Na mesma gravadora de Anitta e representado no conteúdo digital pela empresa de Felipe Neto, o cantor lança música ‘Então Deixa’ nesta sexta (dia 15) e comemora a carreira promissora. Nick também destaca o dia da Visibilidade Trans celebrado dia 29 deste mês, e divide a própria trajetória como transexual no Brasil. “O mais difícil foi achar algum órgão que pudesse me ajudar nessa questão. Porque nós, trans, além de todo preconceito estrutural que sofremos, tem o institucional também! Que é essa falta de profissionais, órgãos e instituições que possam nos ajudar. Seja para iniciar um tratamento físico ou psicológico. Isso é revoltante!”

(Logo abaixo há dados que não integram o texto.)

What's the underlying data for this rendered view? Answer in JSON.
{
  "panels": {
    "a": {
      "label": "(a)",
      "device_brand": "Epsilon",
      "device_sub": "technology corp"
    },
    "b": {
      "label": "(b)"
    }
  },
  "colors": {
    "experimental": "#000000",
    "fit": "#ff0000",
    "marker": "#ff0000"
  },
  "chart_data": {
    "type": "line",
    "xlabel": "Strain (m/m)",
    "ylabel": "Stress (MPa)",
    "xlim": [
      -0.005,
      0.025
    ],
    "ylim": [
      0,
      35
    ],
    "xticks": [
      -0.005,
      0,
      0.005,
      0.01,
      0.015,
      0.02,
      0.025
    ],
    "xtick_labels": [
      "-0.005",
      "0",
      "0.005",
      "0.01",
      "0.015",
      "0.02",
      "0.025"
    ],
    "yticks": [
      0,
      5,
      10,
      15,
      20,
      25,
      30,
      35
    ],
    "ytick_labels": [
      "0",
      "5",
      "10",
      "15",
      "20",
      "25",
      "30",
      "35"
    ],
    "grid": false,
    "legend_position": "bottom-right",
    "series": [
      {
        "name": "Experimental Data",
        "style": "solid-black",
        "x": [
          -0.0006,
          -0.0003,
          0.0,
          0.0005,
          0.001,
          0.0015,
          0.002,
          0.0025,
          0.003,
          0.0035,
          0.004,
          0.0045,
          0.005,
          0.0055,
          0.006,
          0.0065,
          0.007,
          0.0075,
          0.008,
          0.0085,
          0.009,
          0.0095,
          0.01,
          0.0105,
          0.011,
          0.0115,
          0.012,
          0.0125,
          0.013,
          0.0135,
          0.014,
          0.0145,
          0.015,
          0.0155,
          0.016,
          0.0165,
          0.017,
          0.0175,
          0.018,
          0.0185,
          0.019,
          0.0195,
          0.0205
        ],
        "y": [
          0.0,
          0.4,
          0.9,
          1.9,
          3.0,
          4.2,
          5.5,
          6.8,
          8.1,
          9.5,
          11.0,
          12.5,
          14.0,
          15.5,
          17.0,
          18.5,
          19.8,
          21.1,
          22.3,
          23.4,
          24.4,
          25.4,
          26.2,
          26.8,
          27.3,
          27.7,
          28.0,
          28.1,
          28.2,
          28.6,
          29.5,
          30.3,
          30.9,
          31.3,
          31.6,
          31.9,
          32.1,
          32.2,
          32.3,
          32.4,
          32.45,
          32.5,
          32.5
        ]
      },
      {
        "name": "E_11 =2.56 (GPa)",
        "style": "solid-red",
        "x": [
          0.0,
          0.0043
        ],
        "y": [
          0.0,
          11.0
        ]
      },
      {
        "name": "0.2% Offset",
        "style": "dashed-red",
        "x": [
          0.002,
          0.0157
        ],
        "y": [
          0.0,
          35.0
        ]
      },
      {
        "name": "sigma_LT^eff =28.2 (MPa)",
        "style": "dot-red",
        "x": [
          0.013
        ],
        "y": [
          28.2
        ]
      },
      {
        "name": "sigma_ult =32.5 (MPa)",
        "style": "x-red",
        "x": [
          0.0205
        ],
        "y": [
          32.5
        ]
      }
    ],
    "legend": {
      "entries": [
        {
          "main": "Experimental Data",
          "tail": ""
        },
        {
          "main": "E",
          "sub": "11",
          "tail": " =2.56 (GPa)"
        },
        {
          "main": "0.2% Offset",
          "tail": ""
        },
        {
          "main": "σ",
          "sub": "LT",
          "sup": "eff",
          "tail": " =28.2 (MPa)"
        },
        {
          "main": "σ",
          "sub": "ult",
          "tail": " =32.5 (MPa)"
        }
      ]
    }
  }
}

Nick Cruz: No Janeiro Lilás, mês da Visibilidade Trans, cantor diz que "o mais difícil são olhares e julgamentos"

*Por Brunna Condini

Ele é capixaba, transexual e a nova aposta da Warner Music, mesma gravadora de Anitta, para o gênero pop. Nesta sexta-feira (15), Nick Cruz lança a sua segunda música pela gravadora, ‘Então Deixa’, celebrando amor livremente e o orgulho LGBTQIA+. O cantor fala da trajetória, sexualidade, representatividade, preconceito, dificuldades no caminho e sonhos para realizar. Ele lembra que sua música nova chega ao público no Janeiro Lilás, mês da Visibilidade Trans no Brasil, que acontece em 29 de janeiro. E para começo de conversa, Nick esclarece que alguém ‘não se descobre trans’. “Fui uma criança trans e agora sou um adulto trans. Minha trajetória como pessoa trans poderia ter sido mais fácil se eu tivesse mais informação. No meio da adolescência decidi sair de casa e as ruas me trouxeram boas e más experiências. No meio das boas, conheci Bryan, um garoto trans que me deu as boas-vindas para esse universo. Desde então, venho me conhecendo cada vez mais e trabalho muito para me tornar um bom homem”.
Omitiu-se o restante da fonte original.